The Red Line problems also drew the attention of D.C. Mayor Vincent C. Gray (D), who tweeted that riders should share their “disappointment” with Sarles and D.C. Council member Muriel Bowser (D-Ward 4), one of the city’s representatives on Metro’s board.
The Red Line is the oldest and busiest of Metro’s five lines, with more than 150,000 rider trips on an average weekday. And although some commuters also think it is Metro’s most troubled line, Sarles said that is not the case.
“These types of issues can occur anywhere in the system,” he said. The idea that it’s always the Red Line, he added, is an “incorrect perception.”
Sarles said riders who want a refund can call Metro’s customer service line at 202-637-1328 or fill out a complaint form online. He acknowledged that the agency’s response to Wednesday’s problem with the dangling cable — which took three hours to repair — was “unacceptable,” adding that he and his senior staff would be looking at ways to improve reaction time.
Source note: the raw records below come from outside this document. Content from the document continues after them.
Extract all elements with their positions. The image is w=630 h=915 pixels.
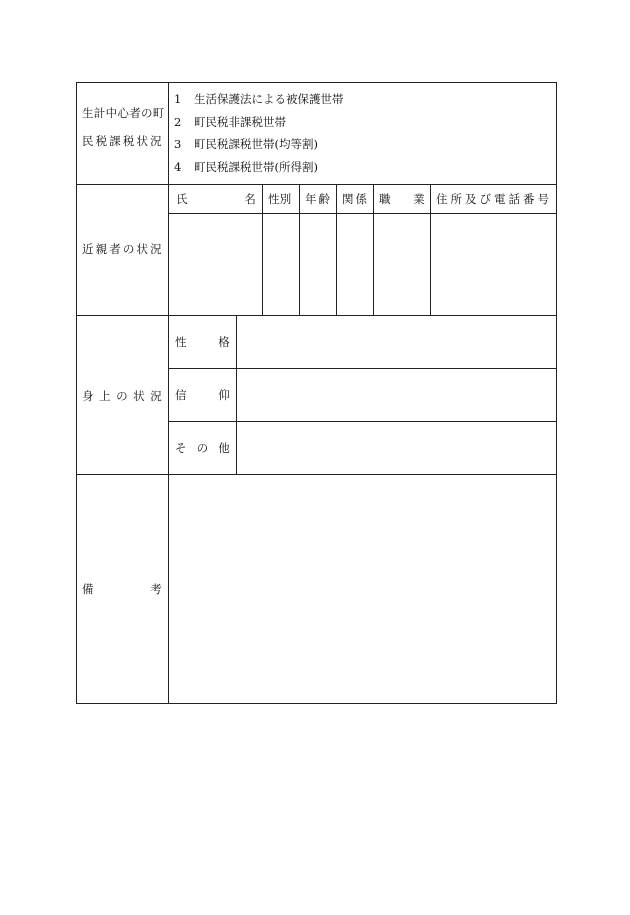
label-char: 税	[122, 134, 135, 148]
tax-option-3	[174, 137, 318, 151]
tax-option-4	[174, 160, 318, 174]
relatives-label	[82, 242, 162, 256]
table-border-top	[76, 82, 557, 83]
header-relation	[342, 192, 369, 206]
label-part: 他	[218, 441, 230, 455]
option-number: 4	[174, 160, 182, 174]
label-part: 性	[175, 335, 187, 349]
row-character-label	[175, 335, 230, 349]
remarks-label-part: 備	[82, 582, 94, 596]
label-char: 上	[99, 389, 111, 403]
remarks-label	[82, 582, 162, 596]
table-border-left	[76, 82, 77, 704]
label-column-divider	[168, 82, 169, 704]
option-number: 1	[174, 92, 182, 106]
header-gender: 性別	[268, 192, 292, 206]
row-divider	[76, 474, 557, 475]
row-divider	[76, 315, 557, 316]
tax-status-label-line1: 生計中心者の町	[82, 106, 165, 120]
label-char: 民	[82, 134, 94, 148]
label-part: の	[196, 441, 209, 455]
row-divider	[76, 184, 557, 185]
header-relation-text: 関係	[342, 192, 369, 206]
header-address	[436, 192, 552, 206]
relatives-col-divider	[299, 184, 300, 315]
remarks-label-part: 考	[150, 582, 162, 596]
option-text: 町民税非課税世帯	[194, 115, 286, 129]
label-char: 状	[136, 242, 149, 256]
header-age-text: 年齢	[305, 192, 332, 206]
label-char: 況	[150, 134, 162, 148]
header-address-text: 住所及び電話番号	[436, 192, 552, 206]
label-char: 税	[95, 134, 108, 148]
table-border-right	[556, 82, 557, 704]
option-text: 町民税課税世帯(均等割)	[194, 137, 318, 151]
label-part: そ	[175, 441, 187, 455]
label-char: 状	[136, 134, 149, 148]
label-char: の	[122, 242, 135, 256]
label-char: の	[116, 389, 128, 403]
header-occupation	[379, 192, 425, 206]
relatives-header-divider	[168, 213, 557, 214]
personal-row-divider	[168, 421, 557, 422]
label-char: 身	[82, 389, 94, 403]
label-part: 格	[218, 335, 230, 349]
label-char: 課	[109, 134, 122, 148]
option-text: 町民税課税世帯(所得割)	[194, 160, 318, 174]
relatives-col-divider	[262, 184, 263, 315]
tax-status-label-line2	[82, 134, 162, 148]
relatives-col-divider	[336, 184, 337, 315]
row-faith-label	[175, 388, 230, 402]
tax-option-1	[174, 92, 344, 106]
option-number: 3	[174, 137, 182, 151]
header-name-part: 氏	[176, 192, 188, 206]
relatives-col-divider	[430, 184, 431, 315]
header-occupation-part: 業	[413, 192, 425, 206]
label-char: 親	[95, 242, 108, 256]
relatives-col-divider	[373, 184, 374, 315]
option-number: 2	[174, 115, 182, 129]
label-char: 者	[109, 242, 122, 256]
header-occupation-part: 職	[379, 192, 391, 206]
option-text: 生活保護法による被保護世帯	[194, 92, 344, 106]
row-other-label	[175, 441, 230, 455]
label-char: 近	[82, 242, 94, 256]
personal-row-divider	[168, 368, 557, 369]
label-char: 状	[133, 389, 145, 403]
personal-col-divider	[236, 315, 237, 474]
header-age	[305, 192, 332, 206]
tax-option-2	[174, 115, 286, 129]
label-part: 仰	[218, 388, 230, 402]
table-border-bottom	[76, 703, 557, 704]
header-name	[176, 192, 256, 206]
label-char: 況	[150, 242, 162, 256]
label-char: 況	[150, 389, 162, 403]
personal-label	[82, 389, 162, 403]
header-name-part: 名	[244, 192, 256, 206]
label-part: 信	[175, 388, 187, 402]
One strategy could involve redeploying repair crews.
He said officials also are examining why rail cars continue to have problems with brakes that lock up — the issue at the root of Thursday’s delays.
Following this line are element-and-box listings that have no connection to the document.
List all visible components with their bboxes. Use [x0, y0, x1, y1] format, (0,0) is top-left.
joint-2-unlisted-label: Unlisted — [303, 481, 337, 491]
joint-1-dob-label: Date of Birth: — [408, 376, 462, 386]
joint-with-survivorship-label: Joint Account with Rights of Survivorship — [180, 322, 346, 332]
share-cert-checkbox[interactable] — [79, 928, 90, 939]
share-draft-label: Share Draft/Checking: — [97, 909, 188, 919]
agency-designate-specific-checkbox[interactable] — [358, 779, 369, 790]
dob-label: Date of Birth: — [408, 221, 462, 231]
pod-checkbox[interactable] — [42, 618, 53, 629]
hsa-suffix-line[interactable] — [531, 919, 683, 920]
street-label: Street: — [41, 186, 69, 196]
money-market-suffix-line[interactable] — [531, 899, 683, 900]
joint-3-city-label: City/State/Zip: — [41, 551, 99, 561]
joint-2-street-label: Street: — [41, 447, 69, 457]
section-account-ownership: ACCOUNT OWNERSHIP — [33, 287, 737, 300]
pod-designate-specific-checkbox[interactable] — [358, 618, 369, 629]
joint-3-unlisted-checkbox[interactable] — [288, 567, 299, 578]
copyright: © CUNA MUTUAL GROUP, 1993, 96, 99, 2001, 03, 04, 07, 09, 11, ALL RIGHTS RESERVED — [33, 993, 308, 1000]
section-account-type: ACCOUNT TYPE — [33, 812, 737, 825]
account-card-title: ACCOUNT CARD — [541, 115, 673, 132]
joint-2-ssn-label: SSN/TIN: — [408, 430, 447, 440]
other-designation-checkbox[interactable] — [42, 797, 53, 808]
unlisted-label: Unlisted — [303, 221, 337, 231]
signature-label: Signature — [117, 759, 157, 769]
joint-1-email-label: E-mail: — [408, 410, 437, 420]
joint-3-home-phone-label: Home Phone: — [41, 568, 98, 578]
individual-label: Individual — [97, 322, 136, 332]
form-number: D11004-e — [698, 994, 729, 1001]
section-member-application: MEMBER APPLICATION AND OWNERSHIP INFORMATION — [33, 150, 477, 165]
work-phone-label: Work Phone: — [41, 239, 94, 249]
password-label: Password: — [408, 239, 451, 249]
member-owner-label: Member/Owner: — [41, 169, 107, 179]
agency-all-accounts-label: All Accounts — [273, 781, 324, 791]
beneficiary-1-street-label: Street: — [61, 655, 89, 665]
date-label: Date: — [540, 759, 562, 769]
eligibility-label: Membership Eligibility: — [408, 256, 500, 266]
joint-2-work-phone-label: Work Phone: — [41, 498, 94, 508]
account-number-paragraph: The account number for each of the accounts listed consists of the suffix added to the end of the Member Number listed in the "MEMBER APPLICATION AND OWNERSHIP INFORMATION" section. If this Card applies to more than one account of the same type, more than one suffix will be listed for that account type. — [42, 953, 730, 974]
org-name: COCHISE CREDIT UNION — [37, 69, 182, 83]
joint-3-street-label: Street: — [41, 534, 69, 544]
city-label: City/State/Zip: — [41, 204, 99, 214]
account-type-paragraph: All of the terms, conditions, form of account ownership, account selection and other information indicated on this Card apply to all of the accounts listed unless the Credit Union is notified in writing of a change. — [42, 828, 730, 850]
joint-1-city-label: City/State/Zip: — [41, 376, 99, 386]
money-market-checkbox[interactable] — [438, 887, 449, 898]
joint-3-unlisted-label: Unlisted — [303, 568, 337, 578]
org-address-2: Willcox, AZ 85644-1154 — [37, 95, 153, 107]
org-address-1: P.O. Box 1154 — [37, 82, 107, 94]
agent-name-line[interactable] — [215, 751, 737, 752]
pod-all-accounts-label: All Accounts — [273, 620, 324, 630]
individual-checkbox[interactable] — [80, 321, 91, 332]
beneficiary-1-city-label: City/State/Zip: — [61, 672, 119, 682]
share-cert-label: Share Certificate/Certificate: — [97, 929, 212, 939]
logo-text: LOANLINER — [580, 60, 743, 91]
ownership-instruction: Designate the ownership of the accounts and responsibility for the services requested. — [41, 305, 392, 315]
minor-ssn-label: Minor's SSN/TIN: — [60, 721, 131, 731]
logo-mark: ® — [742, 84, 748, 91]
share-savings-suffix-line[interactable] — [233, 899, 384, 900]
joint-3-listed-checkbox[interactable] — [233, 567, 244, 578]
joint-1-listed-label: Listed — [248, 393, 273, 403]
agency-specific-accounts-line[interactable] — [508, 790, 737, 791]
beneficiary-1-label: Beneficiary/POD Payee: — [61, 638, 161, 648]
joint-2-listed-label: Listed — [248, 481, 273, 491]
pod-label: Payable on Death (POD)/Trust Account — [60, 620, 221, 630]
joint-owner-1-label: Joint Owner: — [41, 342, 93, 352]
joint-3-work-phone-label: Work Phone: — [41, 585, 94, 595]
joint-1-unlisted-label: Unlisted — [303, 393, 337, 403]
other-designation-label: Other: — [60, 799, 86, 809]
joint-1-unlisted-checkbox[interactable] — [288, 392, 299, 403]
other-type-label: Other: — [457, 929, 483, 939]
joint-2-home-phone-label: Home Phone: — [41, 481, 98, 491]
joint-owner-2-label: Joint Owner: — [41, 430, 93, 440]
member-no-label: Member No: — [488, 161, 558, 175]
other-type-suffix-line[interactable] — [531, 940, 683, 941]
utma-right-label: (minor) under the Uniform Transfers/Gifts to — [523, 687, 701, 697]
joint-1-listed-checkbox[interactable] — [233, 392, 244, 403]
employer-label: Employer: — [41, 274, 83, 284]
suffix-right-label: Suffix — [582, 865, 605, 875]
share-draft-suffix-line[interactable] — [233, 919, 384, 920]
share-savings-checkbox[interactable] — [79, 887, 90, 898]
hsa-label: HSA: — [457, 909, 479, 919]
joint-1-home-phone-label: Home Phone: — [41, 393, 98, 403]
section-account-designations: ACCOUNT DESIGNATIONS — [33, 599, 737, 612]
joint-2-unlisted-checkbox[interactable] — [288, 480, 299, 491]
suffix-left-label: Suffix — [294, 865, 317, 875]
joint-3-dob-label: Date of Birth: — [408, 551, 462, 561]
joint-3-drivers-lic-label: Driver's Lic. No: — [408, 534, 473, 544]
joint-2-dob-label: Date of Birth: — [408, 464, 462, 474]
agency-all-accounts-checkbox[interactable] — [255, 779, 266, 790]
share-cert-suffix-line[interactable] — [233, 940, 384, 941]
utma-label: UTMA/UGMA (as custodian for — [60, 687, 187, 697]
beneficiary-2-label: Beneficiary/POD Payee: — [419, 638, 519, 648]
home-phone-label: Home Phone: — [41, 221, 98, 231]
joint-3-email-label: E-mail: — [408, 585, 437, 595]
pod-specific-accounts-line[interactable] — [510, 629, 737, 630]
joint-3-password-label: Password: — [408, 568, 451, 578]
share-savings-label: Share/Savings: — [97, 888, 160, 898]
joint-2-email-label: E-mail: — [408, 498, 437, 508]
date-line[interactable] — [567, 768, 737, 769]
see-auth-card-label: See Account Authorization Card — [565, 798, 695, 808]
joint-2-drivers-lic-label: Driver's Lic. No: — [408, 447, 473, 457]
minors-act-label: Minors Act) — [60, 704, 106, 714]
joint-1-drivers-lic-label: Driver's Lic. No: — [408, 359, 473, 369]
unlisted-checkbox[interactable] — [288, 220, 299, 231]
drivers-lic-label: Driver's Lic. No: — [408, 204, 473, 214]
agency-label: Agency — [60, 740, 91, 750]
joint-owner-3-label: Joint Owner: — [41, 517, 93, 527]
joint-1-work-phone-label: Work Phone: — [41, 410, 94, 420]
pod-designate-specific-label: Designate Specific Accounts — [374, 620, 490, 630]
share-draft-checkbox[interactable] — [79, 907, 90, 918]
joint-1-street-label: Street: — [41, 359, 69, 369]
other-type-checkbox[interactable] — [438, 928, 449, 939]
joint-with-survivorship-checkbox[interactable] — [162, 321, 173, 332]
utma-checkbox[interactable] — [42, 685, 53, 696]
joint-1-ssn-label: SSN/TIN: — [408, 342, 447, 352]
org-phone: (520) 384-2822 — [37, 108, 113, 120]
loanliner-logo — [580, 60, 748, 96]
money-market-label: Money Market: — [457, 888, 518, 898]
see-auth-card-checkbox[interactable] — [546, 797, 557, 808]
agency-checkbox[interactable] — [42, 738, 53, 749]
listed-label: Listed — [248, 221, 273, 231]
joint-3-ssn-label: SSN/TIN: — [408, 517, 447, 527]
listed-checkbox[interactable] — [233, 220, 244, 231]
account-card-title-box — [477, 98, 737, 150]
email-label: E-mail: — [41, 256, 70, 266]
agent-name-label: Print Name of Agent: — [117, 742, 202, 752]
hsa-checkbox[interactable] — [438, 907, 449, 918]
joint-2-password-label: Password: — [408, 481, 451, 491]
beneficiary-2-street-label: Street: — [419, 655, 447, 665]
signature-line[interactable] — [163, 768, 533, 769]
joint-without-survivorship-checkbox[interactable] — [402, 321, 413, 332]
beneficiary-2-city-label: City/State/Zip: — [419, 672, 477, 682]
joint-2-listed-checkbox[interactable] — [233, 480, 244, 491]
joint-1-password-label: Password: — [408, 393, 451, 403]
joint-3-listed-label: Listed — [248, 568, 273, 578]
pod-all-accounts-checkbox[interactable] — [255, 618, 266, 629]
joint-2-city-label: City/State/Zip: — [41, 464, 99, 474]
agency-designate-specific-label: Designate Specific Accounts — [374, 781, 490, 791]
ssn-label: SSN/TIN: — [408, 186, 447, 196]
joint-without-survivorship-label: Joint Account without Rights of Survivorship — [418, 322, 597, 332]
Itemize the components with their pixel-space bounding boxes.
Initially, riders experienced delays of 30 to 40 minutes, but by 10 a.m., the delays were about 15 minutes and by 11 a.m. trains were operating normally, Metro officials said.
Sarles also acknowledged other recent problems on the line.
A week ago Thursday, Red Line riders experienced delays of up to an hour after hydraulic fluid leaked from a piece of track equipment, forcing trains to share a track between the Judiciary Square and Rhode Island Avenue stations from 5 a.m. until almost 9 a.m.
The last time Sarles made a public apology for Metro problems was in January, when dozens of passengers got off a stranded train, without supervision, in a tunnel between the Navy Yard and Anacostia stations and came up through a vent shaft that leads into Anacostia Park.
Sarles went to the Navy Yard station during the evening rush period and apologized to customers.
The Red Line’s recent troubles stand out in part because it is the heaviest traveled line. It also is undergoing major rebuilding as part of the transit agency’s $5 billion capital improvement plan. Nearly every weekend, there are numerous stations shut down for track work.
And the troubles come as officials of the transit system launch an ambitious and costly plan for major upgrades to the system, including building a second crossing over the Potomac River and extending service to Georgetown. The long-term plan will require Sarles to win support and funding from member jurisdictions.
All this while riders are complaining that they aren’t noticing improvements in their weekday commutes. Rider Laura Finch tweeted Thursday morning: “Took one look at the #redline platform at Metro Center and bailed. Unbelievable.”